Öncelikle Akşener, “muhalefet için ittifakın imkânsızlaşmasının” adını koyan oldu. Diğer bir deyişle, “Başkanlık Sistemi”ne geçişle beraber Türkiye siyasetinin kaçınılmaz gerçeği (ve mecburiyeti) haline dönüşen ittifaklar dönemi, muhalefet açısından resmen geride bırakılıyor.
Ve yine Akşener’in kendisi, bundan sonraki dönemde “ittifakların” yerini, muhalefet açısından alacak modelin adını koydu: “işbirlikleri”.
Bu modele, “hareketli/dinamik ortaklıklar” da diyebiliriz. Muhalefet cephesinde Türkiye çapından ortak ilkeler ve hedefler odaklı yapılacak ittifakların yerini, yereldeki gerçekliklere, gereksinimlere ve beklentilere odaklı “işbirlikleri” alacak.

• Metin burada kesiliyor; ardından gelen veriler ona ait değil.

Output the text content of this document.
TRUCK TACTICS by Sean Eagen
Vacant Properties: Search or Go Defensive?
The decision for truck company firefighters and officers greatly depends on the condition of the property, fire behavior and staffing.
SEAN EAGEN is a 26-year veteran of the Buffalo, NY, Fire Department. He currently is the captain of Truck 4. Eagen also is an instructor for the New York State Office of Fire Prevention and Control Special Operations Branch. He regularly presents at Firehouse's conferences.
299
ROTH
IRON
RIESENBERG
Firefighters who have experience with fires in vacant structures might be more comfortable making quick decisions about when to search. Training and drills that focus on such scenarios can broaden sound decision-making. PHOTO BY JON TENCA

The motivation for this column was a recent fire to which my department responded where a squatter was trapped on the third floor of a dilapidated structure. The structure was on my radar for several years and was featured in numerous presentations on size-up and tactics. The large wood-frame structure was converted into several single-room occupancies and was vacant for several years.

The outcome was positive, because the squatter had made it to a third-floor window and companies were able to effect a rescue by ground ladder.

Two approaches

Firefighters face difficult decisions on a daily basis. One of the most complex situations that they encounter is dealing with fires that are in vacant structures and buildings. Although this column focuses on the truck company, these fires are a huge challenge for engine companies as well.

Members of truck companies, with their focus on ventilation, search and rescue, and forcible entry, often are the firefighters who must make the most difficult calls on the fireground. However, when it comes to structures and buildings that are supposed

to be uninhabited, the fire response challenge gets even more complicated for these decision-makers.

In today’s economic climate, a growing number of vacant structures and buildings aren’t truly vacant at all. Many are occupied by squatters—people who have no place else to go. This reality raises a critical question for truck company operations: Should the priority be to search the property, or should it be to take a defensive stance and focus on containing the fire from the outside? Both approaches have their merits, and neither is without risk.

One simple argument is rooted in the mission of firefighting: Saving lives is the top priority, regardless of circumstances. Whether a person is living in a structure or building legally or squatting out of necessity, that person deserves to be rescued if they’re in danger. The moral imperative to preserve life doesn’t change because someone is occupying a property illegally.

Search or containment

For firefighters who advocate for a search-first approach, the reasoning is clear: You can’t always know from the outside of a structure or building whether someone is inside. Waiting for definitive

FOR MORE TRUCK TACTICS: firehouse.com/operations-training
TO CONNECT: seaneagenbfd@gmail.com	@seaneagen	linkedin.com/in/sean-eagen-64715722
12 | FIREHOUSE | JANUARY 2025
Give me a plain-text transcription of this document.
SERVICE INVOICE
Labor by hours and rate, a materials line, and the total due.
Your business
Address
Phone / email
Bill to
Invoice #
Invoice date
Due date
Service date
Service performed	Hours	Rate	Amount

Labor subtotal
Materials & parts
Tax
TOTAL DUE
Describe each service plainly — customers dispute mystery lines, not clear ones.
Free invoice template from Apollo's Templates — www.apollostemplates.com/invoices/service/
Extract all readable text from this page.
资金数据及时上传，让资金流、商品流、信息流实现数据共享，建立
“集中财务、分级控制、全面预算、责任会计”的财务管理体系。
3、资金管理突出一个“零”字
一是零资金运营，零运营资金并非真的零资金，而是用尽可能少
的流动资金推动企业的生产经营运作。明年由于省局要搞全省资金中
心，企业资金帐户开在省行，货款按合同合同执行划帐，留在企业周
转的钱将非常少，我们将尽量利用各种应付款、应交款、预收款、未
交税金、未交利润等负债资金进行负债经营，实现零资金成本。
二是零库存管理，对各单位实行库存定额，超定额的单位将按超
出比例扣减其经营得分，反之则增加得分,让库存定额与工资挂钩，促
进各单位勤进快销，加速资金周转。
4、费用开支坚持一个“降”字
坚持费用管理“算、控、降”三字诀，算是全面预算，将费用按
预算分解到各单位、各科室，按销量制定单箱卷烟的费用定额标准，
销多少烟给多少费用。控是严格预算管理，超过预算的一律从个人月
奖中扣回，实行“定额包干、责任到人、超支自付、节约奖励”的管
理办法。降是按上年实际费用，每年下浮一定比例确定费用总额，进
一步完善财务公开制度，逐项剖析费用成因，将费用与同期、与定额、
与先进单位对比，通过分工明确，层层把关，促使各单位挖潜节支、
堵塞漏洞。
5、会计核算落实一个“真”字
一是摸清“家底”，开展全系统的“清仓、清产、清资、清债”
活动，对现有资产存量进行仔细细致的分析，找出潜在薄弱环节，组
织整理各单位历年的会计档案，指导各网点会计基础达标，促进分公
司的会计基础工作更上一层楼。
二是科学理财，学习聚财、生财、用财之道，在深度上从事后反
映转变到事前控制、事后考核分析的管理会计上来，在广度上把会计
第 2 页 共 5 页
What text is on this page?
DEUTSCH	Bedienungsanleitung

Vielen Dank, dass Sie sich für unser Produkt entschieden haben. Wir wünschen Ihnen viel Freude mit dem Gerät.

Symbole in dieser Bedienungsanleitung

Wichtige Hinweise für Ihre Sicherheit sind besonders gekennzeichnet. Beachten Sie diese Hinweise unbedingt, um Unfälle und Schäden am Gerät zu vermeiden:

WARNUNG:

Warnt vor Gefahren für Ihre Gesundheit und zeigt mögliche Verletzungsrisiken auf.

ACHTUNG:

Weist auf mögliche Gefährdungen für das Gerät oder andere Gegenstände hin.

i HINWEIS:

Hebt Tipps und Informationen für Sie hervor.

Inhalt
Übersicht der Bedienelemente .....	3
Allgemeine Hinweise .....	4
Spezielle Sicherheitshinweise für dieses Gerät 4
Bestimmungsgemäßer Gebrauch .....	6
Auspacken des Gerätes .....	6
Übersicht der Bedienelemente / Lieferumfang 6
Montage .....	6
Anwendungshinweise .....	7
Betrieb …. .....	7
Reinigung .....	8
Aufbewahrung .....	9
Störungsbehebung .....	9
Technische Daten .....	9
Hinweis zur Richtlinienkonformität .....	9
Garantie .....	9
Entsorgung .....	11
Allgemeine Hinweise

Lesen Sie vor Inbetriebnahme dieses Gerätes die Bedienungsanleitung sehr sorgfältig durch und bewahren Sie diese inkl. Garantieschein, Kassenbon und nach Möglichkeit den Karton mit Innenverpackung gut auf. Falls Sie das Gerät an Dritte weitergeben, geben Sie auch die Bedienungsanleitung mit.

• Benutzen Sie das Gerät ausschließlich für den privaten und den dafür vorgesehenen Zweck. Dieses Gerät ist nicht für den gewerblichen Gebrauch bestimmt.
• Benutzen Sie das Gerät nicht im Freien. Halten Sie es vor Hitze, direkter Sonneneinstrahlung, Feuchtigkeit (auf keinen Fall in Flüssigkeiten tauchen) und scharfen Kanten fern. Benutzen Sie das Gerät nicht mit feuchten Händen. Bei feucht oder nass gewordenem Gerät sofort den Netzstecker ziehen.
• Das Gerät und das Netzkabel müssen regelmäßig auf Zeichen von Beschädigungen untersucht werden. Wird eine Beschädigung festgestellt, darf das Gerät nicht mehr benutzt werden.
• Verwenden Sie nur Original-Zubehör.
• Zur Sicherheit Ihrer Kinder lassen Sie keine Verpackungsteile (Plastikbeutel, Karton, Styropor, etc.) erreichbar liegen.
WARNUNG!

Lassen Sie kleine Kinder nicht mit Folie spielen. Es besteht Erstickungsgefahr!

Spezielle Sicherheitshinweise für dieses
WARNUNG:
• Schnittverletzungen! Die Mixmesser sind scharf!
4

Bardağın dolu tarafından bakarsak, yerel siyaseti ve yerelin ihtiyaçları, realitesini ön plana çıkaracak yeni dengelere çoktandır ihtiyaç vardı. AK Parti’nin de, yüksek sandık başarısı kazandığı dönemler, yerel siyasetin denge ve dinamiklerin gözeterek işbirliğine gittiği vakitler olduğunu unutmayalım. Ve Recep Tayyip Erdoğan ile “karizmatik” olarak adlandırılan liderliğin ön plana çıktığı Cumhurbaşkanı seçimleri dışında, AK Parti’nin artık böyle “esnek” davranmakta güçlük çektiği; benim deyişimle “betonlaştığı” için irtifa kaybetmekte olduğunu da söyleyebiliriz.
Yerel işbirliklerine dayalı “hareketli/dinamik ortaklıklar”, muhalefet için asıl kazandırıcı formül olabilir: teoride mümkün gözükenin önünde birçok pratik engel var.
İYİ Parti, eğer “kazanan” veya “kazandıran” olarak zafere ortak olmak istemiyorsa-fiilen “kaybettirerek”, kasten veya kazaen Cumhur İttifakı’nın zaferine ortak olur.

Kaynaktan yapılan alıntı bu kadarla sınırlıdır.